# Install the necessary dependencies

import os
import sys
!{sys.executable} -m pip install --quiet pandas scikit-learn numpy matplotlib jupyterlab_myst ipython tensorflow_addons opencv-python requests

32. Diffusion Model#

32.1. Background#

Before we learn the diffusion model, we have to know some background knowledge in statistics. Perhaps you already have a good mastery of them, let’s review them together.

32.1.1. Expectation#

32.1.1.1. Definition#

In probability theory, expectation (also called expected value, mean, average) is a generalization of the weighted average.

\(E[X] = x_1 p_1 + x_2 p2 + ... +x_n p_n = \sum_{i=1}^n x_i p_1\)

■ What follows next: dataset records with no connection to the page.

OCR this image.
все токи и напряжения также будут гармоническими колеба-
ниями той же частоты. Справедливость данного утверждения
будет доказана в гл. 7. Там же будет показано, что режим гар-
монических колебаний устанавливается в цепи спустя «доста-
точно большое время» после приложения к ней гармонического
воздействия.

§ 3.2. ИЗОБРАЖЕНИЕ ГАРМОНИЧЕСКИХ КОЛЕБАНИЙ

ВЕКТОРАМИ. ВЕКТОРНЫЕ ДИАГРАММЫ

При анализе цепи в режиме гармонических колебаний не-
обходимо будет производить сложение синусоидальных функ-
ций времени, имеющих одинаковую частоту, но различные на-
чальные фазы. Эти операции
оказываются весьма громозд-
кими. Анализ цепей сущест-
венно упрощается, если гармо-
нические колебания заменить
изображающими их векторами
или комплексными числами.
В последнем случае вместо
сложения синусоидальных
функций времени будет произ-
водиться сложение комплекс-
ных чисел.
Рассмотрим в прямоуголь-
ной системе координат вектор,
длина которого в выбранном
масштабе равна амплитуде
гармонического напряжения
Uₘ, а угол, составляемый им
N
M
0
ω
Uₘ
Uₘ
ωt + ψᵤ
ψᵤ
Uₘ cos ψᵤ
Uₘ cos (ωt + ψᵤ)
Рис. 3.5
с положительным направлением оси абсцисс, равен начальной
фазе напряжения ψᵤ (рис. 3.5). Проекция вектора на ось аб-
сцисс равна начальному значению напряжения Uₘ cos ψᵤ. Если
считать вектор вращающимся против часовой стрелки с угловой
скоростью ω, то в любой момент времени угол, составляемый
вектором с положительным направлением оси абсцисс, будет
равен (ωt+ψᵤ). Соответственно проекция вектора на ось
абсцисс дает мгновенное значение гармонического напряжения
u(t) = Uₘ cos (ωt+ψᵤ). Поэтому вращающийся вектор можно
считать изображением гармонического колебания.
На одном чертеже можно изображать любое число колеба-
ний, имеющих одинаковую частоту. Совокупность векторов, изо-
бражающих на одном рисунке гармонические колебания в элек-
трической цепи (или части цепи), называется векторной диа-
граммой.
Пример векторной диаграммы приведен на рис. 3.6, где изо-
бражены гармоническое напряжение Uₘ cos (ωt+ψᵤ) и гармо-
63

where \(x_i\) and \(p_i\) are i-th a possible outcome and its probability, respectively.

32.1.1.2. Properties#

  • \(E[aX]=aE[X]\) where a is a constant value.

  • \(E[X+b]=E[X]+b\) where b is a constant value.

  • \(E[X+Y]=E[X]+E[Y]\).

32.1.2. Variance#

Variance is a measure of dispersion, meaning it is a measure of how far a set of numbers is spread out from their average value.

32.1.2.1. Definition#

The variance of a random variable \(X\) is the expected value of the squared deviation from the expectation of \(X\).

32.1.2.2. Properties#

  • \(Var[X]=E[X^2]−E[X]^2\).

  • \(Var[aX]=a^2 Var[X]\) where a is a constant value.

  • \(Var[X+b]=Var[X]\) where b is a constant value.

  • \(Var[X+Y]=Var[X]+Var[Y]\).

32.1.3. Re-parameterization trick#

When we sample data from a probability distribution, backpropagation the gradient is not possible because it is a stochastic process. To make it trainable, the re-parameterization trick is useful.

Let us assume that \(z\) is sampled data from a gaussian distribution which the mean is \(\mu\) and the variance is \(\sigma^2\). Then, the mean and variance of \(z\) would be \(\mu\) and \(\sigma^2\). Therefore, \(z\) can be written as follows.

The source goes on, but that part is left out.